Храм пустоты - страница 13

стр.

…Она говорила — но говорила не все. В реальности все было еще сложнее.

Из того, что Тоуко знала о клане Рёги, о прошлых наследниках с раздвоением личности, можно было сделать печальный вывод — лишившись второй личности, Шики обречена. Она никогда не сможет своими силами заполнить зияющую кровоточащую дыру, оставленную ушедшим ШИКИ.

Не сказав об этом ни слова, Тоуко продолжала:

— Может быть, ты и не узнаешь ее — но она все еще Рёги Шики. Как бы девочка сама ни сомневалась в себе — это ее единственный якорь. Наверное, сейчас она даже не ощущает себя по-настоящему живой, но время придет — и она смирится. Поймет, что она — никто инаая, как Шики. «Как розу ты ни назови»… Родившись розой, она ей и останется. Роза не превратится в другой цветок, если пересадить ее в другую землю и поливать иной водой.

«Не надо отчаиваться», — добавила она неслышным шепотом, словно бы для себя.

— Рано или поздно холодная пустота в ее груди заполнится. Она будет строить новую личность, не столько из тяжелых воспоминаний, сколько из впечатлений новой жизни. Этот храм она должна возвести самостоятельно, неторопливо и благоговейно. Поспешное и неловкое вмешательство со стороны может все испортить. Ты понимаешь? Все, что нужно сделать тебе — встретить ее так, словно ничего не случилось, бережно и осторожно — не испугать, не заставить ее заметаться. Да, мне сказали, что осталось совсем недолго ждать того момента, как ее выпишут.

Бросив окурок в форточку, Тоуко заложила руки за голову, выпрямила спину и с наслаждением потянулась так, что захрустели позвонки.

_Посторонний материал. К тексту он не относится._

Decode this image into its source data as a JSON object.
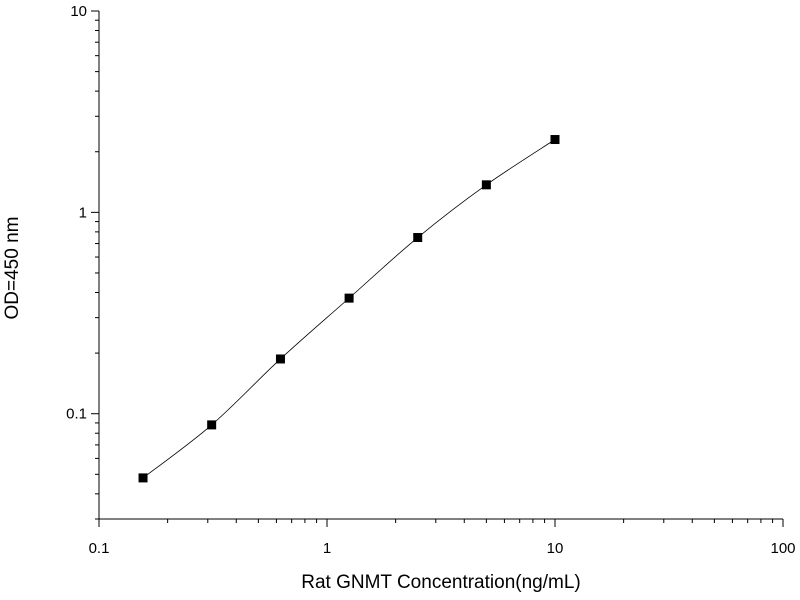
{
  "chart_data": {
    "type": "scatter",
    "title": "",
    "xlabel": "Rat GNMT Concentration(ng/mL)",
    "ylabel": "OD=450 nm",
    "x_scale": "log",
    "y_scale": "log",
    "xlim": [
      0.1,
      100
    ],
    "ylim": [
      0.03,
      10
    ],
    "x_ticks": [
      0.1,
      1,
      10,
      100
    ],
    "x_tick_labels": [
      "0.1",
      "1",
      "10",
      "100"
    ],
    "y_ticks": [
      0.1,
      1,
      10
    ],
    "y_tick_labels": [
      "0.1",
      "1",
      "10"
    ],
    "grid": false,
    "legend": false,
    "series": [
      {
        "x": [
          0.156,
          0.312,
          0.625,
          1.25,
          2.5,
          5,
          10
        ],
        "y": [
          0.048,
          0.088,
          0.187,
          0.375,
          0.75,
          1.37,
          2.3
        ],
        "marker": "square",
        "line": "smooth",
        "color": "#000000"
      }
    ]
  }
}
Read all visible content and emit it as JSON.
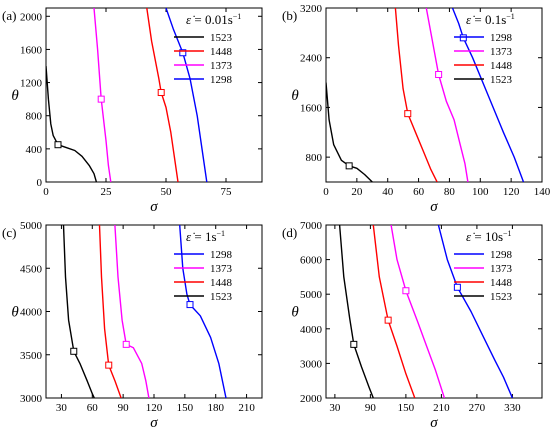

— Эх, знала я, что не нужно лезть не в свое дело. С ума сойти — даже сигареты стали противными на вкус.

Безусловно, такой долгий и тяжелый вздох мог родиться только в груди бесконечно уставшего от мира страдальца.

Лишь когда завершился обычный утренний обход, я поняла, что сегодня — уже двадцатое число. Это значит, что с момента, когда я очнулась, миновала целая неделя. Выздоровление шло гладко, и завтра меня обещали выписать. Да, уже завтра утром мне придется снять бинты, прикрывающие мои глаза.

Семь дней… неделя.

За это время ко мне почти ничего не вернулось.

Утраты же были столь велики, что я даже не была уверена — осталось ли мне хоть что-нибудь.

Родители и Акитака остались такими же, как раньше. Но как я ни старалась, я не могла увидеть и почувствовать в них никого, кроме незнакомцев, совершенно чужих людей. Весь мой мир — который был раньше так тонко и неосязаемо привычен — исчез. С этим невозможно было что-то поделать. Нет, я знала — мир был не виноват. Изменился не он, изменилась я сама. Та, которую все называли Рёги Шики.

На ощупь поднеся пальцы к забинтованным глазницам, я осторожно коснулась шероховатой ткани.

Единственное, что я получила взамен бесчисленных утрат.

Мое тело, испытавшее два года смертной пустоты, было все еще живым. Но оно изменилось, мутировало так, что глаза оказались способны воспринимать изначальную, глубинную форму мира. Форму, не предназначенную для людей.

Первое, что бросилось в глаза, когда я подняла веки, возвращаясь из комы в человеческий мир, было не озабоченное лицо медсестрички, бросившейся ко мне. Нет, это была линия, перехватившая ее горло. Люди, стены, даже сам воздух… все исчерчивали хирургически тонкие, но отчетливые линии. Они дрожали и двигались, смещаясь с места на место. Они наполняли меня безотчетным ужасом. Осознание того, что в любой момент из этих пульсирующих линий, первичных космических швов на меня может ринуться смерть, поглотить, втянуть в себя, заставило меня сжаться в комок. Перед глазами вспыхнуло жуткое видение — бегущая ко мне медсестра вдруг развалилась на части, начиная со шва, пересекающего ее тонкое горло — в бесформенную груду, в кровавый хлам.

Осознание того, что именно означают эти линии, подняло мои руки к глазницам. Я давила, давила, давила — не видеть ничего, избавиться, освободиться…

Но руки, ослабшие и за два года комы, подвели. Едва не атрофировавшиеся мускулы вызывали жестокую резь при простой попытке сжать пальцы — но я все равно из всех сил пыталась выдавить глаза, пока — к счастью или к несчастью — мои руки не перехватили влетевшие в палату врачи. Когда беготня и суматоха поутихли, консилиум докторов пришел к заключению, что то был спонтанный приступ паранойи, вызванный затуманенным после комы рассудком. Найдя устраивающее всех объяснение, врачи успокоились и не донимали меня вопросами, почему мне вдруг пришло в голову выдавить себе глаза.